En dehors des incitations fiscales, la réglementation en vigueur est un élément essentiel pour stimuler l’introduction
en Bourse des petites et moyennes entreprises. Veillant sur leurs intérêts, les banques semblent cependant ne pas toujours jouer le jeu.
Visiblement, la prochaine introduction en Bourse de Dari Couspâte a servi de catalyseur à une question d’importance : la promotion de l’introduction en Bourse des petites et moyennes entreprises.

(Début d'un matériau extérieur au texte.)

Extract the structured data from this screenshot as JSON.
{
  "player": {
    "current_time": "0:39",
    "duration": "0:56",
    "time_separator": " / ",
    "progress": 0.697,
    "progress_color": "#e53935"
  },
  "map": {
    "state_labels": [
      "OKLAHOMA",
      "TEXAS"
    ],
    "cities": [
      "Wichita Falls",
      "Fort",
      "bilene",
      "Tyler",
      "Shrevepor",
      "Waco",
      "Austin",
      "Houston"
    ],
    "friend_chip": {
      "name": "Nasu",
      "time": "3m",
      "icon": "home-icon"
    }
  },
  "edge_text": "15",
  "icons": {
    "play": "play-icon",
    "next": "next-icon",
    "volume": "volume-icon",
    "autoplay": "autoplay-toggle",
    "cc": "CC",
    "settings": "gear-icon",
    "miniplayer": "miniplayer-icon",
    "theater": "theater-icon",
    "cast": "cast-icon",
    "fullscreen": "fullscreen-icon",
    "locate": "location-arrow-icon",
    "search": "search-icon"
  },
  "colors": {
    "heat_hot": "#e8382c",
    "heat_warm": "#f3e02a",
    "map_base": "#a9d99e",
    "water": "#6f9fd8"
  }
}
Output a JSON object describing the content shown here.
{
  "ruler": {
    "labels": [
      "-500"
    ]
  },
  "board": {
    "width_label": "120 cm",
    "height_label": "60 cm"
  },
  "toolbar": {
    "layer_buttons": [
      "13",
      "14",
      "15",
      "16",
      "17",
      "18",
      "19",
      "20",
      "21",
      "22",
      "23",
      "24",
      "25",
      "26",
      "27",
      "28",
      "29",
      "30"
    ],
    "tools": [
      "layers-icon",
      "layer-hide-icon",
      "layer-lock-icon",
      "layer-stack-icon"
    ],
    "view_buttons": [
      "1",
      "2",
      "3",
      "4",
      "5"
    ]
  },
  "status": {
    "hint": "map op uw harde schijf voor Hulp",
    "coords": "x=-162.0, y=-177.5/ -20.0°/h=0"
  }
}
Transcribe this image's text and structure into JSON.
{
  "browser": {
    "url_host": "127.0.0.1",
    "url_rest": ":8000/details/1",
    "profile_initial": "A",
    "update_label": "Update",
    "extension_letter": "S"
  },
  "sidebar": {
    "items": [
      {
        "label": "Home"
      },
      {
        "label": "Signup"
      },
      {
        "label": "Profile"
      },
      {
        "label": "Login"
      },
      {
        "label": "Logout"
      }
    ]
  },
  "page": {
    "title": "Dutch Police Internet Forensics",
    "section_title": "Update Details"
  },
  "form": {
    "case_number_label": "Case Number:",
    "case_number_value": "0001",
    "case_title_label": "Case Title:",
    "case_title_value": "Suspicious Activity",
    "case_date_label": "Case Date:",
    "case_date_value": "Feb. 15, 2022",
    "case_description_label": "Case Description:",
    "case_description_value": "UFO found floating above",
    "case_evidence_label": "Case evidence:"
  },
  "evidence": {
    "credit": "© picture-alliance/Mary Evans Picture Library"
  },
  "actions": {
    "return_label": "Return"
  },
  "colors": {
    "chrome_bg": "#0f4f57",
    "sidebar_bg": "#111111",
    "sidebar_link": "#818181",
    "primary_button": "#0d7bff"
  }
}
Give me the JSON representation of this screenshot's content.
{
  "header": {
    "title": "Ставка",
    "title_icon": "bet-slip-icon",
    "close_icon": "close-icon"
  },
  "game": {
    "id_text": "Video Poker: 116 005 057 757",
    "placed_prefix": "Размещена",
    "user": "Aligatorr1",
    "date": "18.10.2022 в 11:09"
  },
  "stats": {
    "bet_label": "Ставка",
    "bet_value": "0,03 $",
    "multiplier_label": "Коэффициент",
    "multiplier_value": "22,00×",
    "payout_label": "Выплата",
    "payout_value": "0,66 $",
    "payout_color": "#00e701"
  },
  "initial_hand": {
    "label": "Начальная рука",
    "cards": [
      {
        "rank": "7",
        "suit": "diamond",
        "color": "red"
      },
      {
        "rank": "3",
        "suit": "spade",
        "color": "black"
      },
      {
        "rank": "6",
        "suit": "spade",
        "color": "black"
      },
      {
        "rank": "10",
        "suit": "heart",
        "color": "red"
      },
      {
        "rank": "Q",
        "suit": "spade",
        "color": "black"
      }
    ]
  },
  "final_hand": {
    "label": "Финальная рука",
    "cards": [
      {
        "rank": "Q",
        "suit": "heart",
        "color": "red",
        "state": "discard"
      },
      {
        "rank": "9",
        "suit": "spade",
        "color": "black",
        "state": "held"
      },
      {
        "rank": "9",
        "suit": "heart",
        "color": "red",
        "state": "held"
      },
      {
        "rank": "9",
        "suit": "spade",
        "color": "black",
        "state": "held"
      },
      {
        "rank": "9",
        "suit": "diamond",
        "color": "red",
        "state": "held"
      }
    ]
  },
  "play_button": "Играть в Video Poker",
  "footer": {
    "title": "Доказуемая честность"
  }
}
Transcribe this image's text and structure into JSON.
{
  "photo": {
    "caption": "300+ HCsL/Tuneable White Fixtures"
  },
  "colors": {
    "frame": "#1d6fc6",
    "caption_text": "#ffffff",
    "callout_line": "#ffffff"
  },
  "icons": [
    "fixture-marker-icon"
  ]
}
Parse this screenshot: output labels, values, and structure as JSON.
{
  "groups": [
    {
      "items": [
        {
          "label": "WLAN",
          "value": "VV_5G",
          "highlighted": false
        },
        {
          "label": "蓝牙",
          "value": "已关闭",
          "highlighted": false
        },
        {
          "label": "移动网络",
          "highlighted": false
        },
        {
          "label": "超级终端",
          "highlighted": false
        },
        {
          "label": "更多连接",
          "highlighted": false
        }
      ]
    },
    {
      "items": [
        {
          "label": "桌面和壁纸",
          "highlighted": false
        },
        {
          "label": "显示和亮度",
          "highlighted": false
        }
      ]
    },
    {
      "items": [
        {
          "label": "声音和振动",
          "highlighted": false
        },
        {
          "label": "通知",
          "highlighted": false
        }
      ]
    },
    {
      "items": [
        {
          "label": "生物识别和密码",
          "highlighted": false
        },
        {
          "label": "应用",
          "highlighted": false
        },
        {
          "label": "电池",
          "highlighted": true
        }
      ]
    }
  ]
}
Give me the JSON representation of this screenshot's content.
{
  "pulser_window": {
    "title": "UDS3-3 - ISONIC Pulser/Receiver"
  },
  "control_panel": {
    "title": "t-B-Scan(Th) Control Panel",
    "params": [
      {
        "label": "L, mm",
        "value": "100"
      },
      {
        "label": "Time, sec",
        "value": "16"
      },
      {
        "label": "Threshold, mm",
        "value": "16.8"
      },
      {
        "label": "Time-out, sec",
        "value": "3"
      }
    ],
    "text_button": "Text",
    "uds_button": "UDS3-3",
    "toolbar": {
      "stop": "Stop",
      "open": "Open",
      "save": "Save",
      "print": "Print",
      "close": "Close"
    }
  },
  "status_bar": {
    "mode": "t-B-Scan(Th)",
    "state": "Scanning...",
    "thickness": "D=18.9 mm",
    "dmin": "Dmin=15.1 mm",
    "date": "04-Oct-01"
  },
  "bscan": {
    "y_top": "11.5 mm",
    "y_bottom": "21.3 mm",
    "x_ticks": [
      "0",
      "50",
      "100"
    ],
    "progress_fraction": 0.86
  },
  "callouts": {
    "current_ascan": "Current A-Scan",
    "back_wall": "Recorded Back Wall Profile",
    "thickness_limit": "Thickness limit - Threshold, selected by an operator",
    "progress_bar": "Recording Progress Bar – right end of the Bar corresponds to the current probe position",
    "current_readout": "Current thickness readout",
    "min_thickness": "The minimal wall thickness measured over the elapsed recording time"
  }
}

C’est sous cet angle qu’il faut donc apprécier le séminaire qui a eu lieu le 10 juin 2005, au siège de la Bourse de Casablanca, animé par d’éminents professionnels et spécialistes marocains et européens du marché des capitaux et de financement des PME. Par cette manifestation, l’Association professionnelle des sociétés de Bourse (APSB), en collaboration avec l’institution américaine «Financial Services Volonteers Corps» (FSVC), a voulu attirer l’attention du CDVM notamment sur la nécessité de doter la réglementation d’une grande souplesse, tout en garantissant la transparence et les informations «utiles» aux investisseurs. En gros, ce qui est demandé pour encourager l’introduction en Bourse des PME, est de mettre en place une réglementation appropriée à ces structures.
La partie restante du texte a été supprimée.